A possible change of leadership in New Zealand has caught many off-guard and Swiss bank UBS has now put together a note on the election risk and the best places to safeguard assets.

UBS said Thursday there is now a "fair chance" of a change in government and that will put pressure on GDP growth, inflation and the kiwi dollar.

"Labour's policies imply an environment of lower immigration, business confidence and a weaker housing market, all pointing to lower GDP growth.

"Inflation could also be higher due to wage inflation," the note added.

New Zealand Prime Minister Bill English
Getty Images
New Zealand Prime Minister Bill English

Dollar pressure

The NZ dollar is the tenth most traded currency in the world, according to the 2016 Triennial Central Bank Survey. It benefits from the 'carry trade' as Japanese investors buy it to benefit from NZ's higher interest rate.

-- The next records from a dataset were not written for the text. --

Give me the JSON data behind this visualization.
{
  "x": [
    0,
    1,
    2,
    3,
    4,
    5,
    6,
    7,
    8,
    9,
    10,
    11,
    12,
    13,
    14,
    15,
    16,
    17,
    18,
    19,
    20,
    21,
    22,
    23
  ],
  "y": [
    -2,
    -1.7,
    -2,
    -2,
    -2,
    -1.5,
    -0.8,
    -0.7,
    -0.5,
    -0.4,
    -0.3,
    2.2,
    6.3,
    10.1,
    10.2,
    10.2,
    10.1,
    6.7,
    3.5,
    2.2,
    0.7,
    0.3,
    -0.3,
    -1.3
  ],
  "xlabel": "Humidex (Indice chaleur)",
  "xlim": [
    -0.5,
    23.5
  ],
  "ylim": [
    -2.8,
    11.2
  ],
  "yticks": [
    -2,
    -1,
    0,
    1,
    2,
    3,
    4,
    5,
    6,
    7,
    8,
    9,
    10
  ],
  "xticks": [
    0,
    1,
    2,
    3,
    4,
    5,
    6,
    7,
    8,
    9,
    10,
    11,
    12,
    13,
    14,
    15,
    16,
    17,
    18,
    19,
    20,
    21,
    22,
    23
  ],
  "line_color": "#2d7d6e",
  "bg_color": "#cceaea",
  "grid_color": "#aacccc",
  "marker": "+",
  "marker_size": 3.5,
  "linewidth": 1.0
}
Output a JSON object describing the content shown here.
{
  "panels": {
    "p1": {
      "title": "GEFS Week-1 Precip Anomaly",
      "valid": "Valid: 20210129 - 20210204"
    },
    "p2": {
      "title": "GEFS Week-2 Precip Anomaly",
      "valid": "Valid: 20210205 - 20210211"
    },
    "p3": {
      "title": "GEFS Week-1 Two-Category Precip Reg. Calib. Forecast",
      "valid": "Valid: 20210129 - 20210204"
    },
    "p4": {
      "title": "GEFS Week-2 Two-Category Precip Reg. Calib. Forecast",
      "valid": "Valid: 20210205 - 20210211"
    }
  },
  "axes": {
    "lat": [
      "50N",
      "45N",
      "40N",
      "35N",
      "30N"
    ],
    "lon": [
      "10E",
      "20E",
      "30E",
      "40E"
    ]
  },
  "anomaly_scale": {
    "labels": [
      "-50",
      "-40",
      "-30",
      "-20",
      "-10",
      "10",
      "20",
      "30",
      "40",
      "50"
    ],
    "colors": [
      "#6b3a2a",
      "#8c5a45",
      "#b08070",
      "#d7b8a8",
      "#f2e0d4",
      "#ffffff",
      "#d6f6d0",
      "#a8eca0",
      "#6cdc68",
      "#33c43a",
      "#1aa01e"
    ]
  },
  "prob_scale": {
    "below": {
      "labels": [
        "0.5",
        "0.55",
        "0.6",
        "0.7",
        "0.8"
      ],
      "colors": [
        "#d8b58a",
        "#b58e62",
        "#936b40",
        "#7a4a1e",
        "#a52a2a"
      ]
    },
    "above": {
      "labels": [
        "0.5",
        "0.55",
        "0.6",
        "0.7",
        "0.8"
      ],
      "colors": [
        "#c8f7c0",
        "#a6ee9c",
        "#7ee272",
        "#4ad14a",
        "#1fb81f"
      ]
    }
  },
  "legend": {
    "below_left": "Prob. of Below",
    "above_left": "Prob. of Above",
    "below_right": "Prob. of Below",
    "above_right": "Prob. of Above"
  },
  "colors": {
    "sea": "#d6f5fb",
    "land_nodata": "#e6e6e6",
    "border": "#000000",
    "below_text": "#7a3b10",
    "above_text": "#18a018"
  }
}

UBS said the Kiwi dollar could fall if the market prices in lower GDP growth and a downside scenario for NZD/USD of 0.68 cents could come into reach.

As of Monday, the New Zealand dollar buys 73 cents.

Equity call

UBS has calculated that any change in New Zealand leadership causes its basket of top 50 stocks to typically underperform by around seven percent in the 3 months following the result.

That, however, could be magnified this time around said UBS as PE (price earnings) ratios are currently stretched to record levels.

UBS identifies housing-related stocks as at risk from any Labour-led coalition with policy promises to ban the sale of residential property to non-resident foreign buyers and build 10,000 new homes annually.

UBS says any fall in housing would put pressure on the aged care sector and lower economic growth should negatively impact the transportation sector.

UBS also identified potential risks to autos and air travel stocks, should Labour form a ruling coalition with the New Zealand Green Party.

Where to hide

Assuming New Zealand Labour wins on Saturday, UBS is outlining two strategies. First, it advised that real estate investment trusts (REIT's) or companies that produce and sell electricity (gentailers) shouldn't feel too much impact by a Labour victory.

The bank, however, cautioned that any defensive investment based on dividend yield might well be hurt by a general rise in the interest rate.

The second strategy opined by UBS is for investors to shift capital across the Tasman Sea to Australia.

The bank identified AGL Energy, Mirvac Group and RMD Australia as firms all trading at an apparent discount to New Zealand peers.